[Haskell-cafe] Why is my mappend so slow?

martin martin.drautzburg at web.de
Fri Nov 20 11:14:34 UTC 2015


Am 11/20/2015 um 11:33 AM schrieb Roman Cheplyaka:
> On 11/20/2015 12:19 PM, martin wrote:
>> Am 11/20/2015 um 10:31 AM schrieb Tom Ellis:
>>> On Fri, Nov 20, 2015 at 10:18:46AM +0100, martin wrote:
>>>> (++) is only used in the Wtrs themselves, but these are only called when I am actually logging something,
>>>> which is only a handful of lines. Adding an mempty Logger does not change the number of lines written but
>>>> does change the execution time. So I don't think this is it.
>>> 
>>> Surely every call logs *something* even if it's []?
>> 
>> Not really. If nothing gets logged, then my loggers return the original log. There is no (++) involved, not even
>> a ([] ++ log). The cost should only be the cost of checking the condition.
> 
> Even for mempty, you're still recursively mappending the "tails" of the loggers. How about introducing a designated
> constructor for mempty to avoid that recursive mappend? (The same constructor will be used when a logger is "done"
> and is known not to produce any further output.)

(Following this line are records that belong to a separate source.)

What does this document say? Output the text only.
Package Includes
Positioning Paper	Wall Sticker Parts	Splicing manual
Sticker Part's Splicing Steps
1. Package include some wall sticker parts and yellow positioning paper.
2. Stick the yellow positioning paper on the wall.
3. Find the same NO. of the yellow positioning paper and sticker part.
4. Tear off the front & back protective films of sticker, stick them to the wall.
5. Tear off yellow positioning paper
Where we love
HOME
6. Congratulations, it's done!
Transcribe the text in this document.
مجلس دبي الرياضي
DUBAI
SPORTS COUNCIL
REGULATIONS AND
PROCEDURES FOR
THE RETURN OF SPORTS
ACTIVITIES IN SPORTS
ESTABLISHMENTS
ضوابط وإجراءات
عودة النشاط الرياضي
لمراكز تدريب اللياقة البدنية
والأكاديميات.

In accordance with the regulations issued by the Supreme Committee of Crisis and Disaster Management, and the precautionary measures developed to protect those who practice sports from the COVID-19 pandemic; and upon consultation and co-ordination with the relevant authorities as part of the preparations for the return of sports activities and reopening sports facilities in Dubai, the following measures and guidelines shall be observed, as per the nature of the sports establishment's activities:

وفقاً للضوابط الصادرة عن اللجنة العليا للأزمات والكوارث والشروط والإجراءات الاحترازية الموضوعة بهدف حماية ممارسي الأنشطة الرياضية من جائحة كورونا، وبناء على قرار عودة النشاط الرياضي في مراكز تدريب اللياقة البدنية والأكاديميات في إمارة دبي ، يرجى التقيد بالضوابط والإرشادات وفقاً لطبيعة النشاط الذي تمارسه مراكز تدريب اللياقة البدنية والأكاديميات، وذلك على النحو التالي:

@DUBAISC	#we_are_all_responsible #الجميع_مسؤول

This is probably the root cause, and your sugestion would probably solve the slowness of (<> mempty) and (mempty <>).

But for a Logger which just produces no output "for now" it still wouldn't help, would it? E.g. if I want to log every
n invocations, then a Logger will produce output at invocation n and then no output for invocations n+1 .. 2n -1, and
produce output at 2n again. It can never become an mempty.

This is actually the original problem which triggered it all. But my current design is overly costly. I cannnot seem
to express "if the condition does not hold, do nothing" propery.